What does unpaid work for a nonprofit have to do with finding a new job at a for-profit company? Most job seekers apparently don’t see the connection. But job interviewers do, according to a new Deloitte study of 2,506 U.S. Hiring managers.

The gap in perception is huge: 82% of interviewers told Deloitte they prefer applicants with volunteer experience, and 92% say volunteer activities build leadership skills. Yet, the report says, only about one in three (32%) of job seekers mention unpaid community-service experience on their resumes.

People who’ve put their professional skills to work for free — say, a marketing person who’s developed a social media campaign for a charity — have a slightly bigger edge with hiring managers, Deloitte found, than those whose volunteer work was unrelated to their roles at work. About 85% of the job interviewers said skills-based activities made candidates better at communicating, and 88% praised those applicants’ “strong character.” Somewhat fewer (77% and 84%, respectively) said the same for volunteers whose unpaid work didn’t use their career skills.

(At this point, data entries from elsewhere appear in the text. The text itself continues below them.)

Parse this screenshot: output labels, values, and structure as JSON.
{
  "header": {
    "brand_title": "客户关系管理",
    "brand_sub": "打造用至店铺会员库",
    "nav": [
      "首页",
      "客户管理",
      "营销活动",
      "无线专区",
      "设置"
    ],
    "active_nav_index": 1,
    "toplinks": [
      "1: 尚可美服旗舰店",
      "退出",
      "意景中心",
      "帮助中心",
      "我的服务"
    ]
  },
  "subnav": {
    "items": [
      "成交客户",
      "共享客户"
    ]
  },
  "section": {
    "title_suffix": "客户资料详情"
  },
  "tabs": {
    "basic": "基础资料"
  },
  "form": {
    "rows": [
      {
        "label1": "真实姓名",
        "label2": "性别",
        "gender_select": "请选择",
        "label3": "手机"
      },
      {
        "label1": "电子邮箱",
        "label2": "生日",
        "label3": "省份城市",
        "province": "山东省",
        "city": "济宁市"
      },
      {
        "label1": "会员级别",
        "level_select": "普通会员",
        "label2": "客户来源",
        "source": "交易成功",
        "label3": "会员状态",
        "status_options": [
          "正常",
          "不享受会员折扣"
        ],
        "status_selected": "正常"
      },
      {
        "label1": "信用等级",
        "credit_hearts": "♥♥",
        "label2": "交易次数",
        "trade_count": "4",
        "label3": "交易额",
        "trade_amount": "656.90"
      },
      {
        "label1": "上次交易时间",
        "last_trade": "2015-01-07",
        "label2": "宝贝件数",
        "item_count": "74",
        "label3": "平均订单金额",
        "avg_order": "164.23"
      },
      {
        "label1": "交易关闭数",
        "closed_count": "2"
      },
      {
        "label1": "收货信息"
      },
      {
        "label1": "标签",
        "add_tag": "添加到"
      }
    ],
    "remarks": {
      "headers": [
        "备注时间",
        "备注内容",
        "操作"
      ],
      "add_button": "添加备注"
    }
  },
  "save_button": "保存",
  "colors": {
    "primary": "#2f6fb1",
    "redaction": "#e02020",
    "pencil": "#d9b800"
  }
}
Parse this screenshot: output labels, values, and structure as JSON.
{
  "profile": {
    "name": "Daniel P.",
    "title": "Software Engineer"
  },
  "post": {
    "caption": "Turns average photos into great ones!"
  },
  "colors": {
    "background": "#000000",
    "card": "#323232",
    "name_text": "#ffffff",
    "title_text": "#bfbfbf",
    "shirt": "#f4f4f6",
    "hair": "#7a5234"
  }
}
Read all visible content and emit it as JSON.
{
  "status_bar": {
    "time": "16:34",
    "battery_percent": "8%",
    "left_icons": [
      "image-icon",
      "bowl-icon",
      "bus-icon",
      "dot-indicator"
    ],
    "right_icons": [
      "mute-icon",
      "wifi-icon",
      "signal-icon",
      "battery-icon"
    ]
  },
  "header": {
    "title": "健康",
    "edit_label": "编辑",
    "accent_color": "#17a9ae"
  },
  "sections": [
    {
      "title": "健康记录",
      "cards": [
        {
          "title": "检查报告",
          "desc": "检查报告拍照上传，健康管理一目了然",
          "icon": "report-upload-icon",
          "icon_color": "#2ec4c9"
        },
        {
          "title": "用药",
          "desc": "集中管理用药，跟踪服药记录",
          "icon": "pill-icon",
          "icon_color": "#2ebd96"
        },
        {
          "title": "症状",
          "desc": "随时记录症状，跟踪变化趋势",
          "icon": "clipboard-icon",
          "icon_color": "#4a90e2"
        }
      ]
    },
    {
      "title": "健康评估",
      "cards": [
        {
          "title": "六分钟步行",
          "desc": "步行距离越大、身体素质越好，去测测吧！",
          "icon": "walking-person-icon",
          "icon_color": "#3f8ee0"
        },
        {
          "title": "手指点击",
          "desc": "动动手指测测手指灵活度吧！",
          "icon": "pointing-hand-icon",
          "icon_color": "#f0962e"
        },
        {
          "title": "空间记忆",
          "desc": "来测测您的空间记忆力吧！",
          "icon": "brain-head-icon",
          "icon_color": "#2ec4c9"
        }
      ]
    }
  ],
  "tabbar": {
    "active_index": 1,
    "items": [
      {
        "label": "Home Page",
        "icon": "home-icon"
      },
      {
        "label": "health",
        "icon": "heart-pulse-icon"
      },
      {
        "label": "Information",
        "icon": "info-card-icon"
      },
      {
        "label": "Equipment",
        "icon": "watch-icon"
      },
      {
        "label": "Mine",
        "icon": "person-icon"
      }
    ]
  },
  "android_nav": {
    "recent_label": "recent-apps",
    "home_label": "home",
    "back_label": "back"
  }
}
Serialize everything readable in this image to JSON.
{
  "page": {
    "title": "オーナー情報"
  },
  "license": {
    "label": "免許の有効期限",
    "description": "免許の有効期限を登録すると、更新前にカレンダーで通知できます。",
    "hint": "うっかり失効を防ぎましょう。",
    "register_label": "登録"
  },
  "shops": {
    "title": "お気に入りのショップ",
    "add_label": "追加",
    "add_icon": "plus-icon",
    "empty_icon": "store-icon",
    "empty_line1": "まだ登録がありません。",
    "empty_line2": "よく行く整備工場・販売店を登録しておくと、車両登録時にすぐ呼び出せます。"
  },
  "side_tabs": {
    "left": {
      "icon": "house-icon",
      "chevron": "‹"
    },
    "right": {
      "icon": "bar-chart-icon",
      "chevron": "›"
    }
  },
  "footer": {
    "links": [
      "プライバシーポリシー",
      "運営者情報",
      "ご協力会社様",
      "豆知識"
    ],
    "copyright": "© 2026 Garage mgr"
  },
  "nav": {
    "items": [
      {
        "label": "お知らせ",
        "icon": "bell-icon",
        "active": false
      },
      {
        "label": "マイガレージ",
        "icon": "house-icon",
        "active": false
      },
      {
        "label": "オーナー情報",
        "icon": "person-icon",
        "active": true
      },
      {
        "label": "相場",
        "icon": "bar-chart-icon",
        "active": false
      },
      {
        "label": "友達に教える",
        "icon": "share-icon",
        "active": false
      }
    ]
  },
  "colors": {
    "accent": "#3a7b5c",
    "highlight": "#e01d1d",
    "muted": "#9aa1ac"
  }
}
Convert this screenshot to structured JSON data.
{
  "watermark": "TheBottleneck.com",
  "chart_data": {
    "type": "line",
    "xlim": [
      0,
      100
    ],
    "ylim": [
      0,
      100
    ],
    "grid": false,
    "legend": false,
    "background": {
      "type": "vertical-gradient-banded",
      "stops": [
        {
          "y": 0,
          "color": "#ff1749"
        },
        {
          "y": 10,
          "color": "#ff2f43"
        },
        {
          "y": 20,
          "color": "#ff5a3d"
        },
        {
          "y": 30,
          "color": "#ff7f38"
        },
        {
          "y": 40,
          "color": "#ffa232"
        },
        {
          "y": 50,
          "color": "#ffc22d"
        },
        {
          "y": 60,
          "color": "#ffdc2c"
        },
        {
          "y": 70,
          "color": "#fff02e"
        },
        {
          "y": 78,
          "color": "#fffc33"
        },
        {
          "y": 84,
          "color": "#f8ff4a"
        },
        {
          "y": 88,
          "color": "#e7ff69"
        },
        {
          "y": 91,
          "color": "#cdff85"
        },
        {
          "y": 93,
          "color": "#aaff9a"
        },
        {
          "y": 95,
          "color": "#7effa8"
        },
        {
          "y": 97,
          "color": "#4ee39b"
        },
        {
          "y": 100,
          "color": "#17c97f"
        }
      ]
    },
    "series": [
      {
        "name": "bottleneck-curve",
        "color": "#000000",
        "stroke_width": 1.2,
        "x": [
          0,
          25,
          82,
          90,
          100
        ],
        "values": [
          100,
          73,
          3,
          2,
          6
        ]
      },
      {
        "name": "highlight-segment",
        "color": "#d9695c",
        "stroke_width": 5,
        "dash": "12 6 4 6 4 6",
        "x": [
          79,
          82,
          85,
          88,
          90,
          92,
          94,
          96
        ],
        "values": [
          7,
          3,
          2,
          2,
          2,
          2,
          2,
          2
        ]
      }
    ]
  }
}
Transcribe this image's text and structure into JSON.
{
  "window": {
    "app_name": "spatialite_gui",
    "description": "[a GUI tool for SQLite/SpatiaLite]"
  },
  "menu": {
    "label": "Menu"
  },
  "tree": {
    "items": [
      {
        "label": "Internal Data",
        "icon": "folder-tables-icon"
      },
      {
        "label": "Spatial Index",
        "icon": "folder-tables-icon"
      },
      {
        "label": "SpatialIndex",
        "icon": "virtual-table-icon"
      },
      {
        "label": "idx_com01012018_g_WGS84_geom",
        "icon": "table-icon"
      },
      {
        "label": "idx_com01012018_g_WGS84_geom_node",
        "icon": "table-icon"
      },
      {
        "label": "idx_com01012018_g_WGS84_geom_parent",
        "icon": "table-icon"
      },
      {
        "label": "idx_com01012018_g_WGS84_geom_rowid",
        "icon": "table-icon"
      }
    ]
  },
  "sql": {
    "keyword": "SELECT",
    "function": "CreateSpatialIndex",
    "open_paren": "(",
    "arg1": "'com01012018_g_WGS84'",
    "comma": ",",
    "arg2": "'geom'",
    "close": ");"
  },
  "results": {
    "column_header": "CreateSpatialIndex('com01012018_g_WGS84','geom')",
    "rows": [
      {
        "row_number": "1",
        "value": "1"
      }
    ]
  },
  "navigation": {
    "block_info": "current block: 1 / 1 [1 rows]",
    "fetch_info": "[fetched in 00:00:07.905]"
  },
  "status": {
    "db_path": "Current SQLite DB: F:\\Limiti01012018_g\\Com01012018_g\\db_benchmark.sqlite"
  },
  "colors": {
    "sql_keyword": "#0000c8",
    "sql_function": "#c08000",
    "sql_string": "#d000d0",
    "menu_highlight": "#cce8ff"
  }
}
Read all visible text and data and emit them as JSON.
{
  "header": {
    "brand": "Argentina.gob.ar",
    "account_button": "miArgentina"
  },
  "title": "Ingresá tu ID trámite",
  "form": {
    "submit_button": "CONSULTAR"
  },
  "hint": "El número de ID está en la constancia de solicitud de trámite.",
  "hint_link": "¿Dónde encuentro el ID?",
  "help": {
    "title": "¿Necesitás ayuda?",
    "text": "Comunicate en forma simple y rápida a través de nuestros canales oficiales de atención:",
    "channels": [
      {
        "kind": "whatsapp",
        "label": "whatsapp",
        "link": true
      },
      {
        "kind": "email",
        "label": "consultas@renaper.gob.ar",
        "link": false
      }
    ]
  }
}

So, given that so many hiring managers seem to be looking for it, why don’t more job seekers describe — or at least mention — their community service? “Volunteers may be underestimating how businesses value this kind of experience,” says Doug Marshall, managing director of corporate citizenship at Deloitte. They leave it off their resumes because they think “employers don’t care, or they haven’t volunteered recently, or they think it would distract” interviewers from their professional experience. Another possibility: “It wouldn’t fit on their resumes.” That reason seems especially likely for job hunters who are trying to stick to the (now outdated) dictum of fitting an entire work history onto a single page.

“Businesses may not be doing a great job of signaling how strongly they value volunteering,” Marshall adds. Maybe not, but it’s also worth noting that there are fewer people doing volunteer work than in the past. Just under 25% of Americans volunteered in 2015, says the Bureau of Labor Statistics’ latest annual report on this topic, a 10-year low.